This week: The House will vote on tax extenders. In his June policy memo to House Republicans, Majority Leader Eric Cantor notes that there will be votes on three tax extender bills this week. The bills would make permanent (1) small business expensing of up to $500,000 in qualifying equipment per year, adjusted for inflation after 2014, (2) the built-in gains recognition period for S corporations, and (3) rules regarding basis adjustments to the stock of S corporations making charitable contributions of property. The House Ways and Means Committee passed these on April 30.
Next week: an IRS-TPC Research Conference. “Advancing Tax Administration,” a day-long conference on Thursday, June 19, will explore taxpayer compliance costs and tax administration, innovative enforcement strategies, tax uncertainty and corporate compliance, and taxpayer behavior. If you’re not an IRS employee, register here. If you are, register by email to the NHQ Office of Research. The IRS email link and the link to the event’s live webcast are here.

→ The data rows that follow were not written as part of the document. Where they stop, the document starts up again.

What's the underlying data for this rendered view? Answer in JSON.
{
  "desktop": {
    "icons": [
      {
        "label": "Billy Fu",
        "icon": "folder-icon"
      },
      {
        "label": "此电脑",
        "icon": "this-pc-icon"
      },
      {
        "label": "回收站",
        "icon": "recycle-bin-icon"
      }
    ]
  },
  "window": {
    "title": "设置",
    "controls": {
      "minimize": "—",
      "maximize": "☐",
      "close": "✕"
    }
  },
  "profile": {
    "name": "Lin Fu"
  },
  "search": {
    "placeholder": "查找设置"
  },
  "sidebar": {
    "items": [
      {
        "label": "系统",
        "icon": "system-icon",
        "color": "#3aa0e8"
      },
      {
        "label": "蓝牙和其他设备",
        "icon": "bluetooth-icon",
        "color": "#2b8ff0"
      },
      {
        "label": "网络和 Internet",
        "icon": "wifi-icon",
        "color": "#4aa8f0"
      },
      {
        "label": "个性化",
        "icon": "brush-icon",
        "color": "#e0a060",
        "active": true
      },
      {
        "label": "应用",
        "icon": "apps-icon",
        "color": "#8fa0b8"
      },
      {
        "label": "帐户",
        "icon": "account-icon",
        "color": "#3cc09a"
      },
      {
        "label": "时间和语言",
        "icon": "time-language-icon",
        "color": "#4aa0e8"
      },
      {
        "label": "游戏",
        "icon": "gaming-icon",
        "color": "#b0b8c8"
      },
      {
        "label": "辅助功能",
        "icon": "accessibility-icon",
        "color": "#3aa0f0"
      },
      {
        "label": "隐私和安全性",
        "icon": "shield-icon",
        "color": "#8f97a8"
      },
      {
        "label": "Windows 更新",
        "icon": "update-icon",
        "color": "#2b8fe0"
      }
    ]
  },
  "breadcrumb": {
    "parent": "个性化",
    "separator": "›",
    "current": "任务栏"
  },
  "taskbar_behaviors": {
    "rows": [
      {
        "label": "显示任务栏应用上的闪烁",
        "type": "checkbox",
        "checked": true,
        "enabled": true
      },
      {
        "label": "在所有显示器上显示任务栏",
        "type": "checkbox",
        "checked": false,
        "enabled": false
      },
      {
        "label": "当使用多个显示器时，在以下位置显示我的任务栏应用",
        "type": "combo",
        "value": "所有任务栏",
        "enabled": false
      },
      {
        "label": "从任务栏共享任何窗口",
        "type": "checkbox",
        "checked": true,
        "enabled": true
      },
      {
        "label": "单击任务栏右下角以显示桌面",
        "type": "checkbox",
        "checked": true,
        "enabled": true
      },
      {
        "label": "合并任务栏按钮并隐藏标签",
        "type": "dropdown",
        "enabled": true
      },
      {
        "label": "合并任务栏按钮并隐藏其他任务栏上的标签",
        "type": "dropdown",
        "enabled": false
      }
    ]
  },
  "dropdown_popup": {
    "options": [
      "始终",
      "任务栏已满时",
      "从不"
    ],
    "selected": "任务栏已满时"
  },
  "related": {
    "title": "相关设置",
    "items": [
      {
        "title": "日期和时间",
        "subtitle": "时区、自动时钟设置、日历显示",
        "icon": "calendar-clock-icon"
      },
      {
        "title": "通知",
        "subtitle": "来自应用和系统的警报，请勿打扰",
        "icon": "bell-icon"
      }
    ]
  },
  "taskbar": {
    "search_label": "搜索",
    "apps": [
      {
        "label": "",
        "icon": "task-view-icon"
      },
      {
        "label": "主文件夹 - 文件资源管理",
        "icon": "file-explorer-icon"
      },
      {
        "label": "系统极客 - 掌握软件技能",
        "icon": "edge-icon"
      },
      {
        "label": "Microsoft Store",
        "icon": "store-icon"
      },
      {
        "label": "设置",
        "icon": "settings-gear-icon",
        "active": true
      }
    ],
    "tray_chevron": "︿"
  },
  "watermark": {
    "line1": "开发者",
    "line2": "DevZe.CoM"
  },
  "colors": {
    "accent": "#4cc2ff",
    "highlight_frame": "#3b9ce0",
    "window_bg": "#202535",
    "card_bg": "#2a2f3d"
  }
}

And later this summer: Hearings to advance comprehensive tax reform. The Senate Finance Committee plans to hold hearings this summer on education incentives, identity theft and privacy protection, and modernizing corporate taxation.
The Census Bureau’s annual survey of state government tax collections is out. It shows that revenues grew 6.1 percent between fiscal years 2012 and 2013. This marks the third consecutive year of revenue increase. In fiscal year 2013, states collected $846.2 billion. The two largest sources of revenue: Sales and gross receipts taxes at 46.4 percent, or $392.7 billion, and income taxes at 41.9 percent, or $354.7 billion. License, property, and other taxes make up the rest.
Idaho can’t yet reconcile its checkbook. Over 4,000 Idaho tax refund checks haven’t been cashed. The checks were written between July 2012 and June 2013, and expire on June 27. They total more than $1 million and will become unclaimed property if taxpayers don’t, as The Idaho Statesman reports, “get on it.”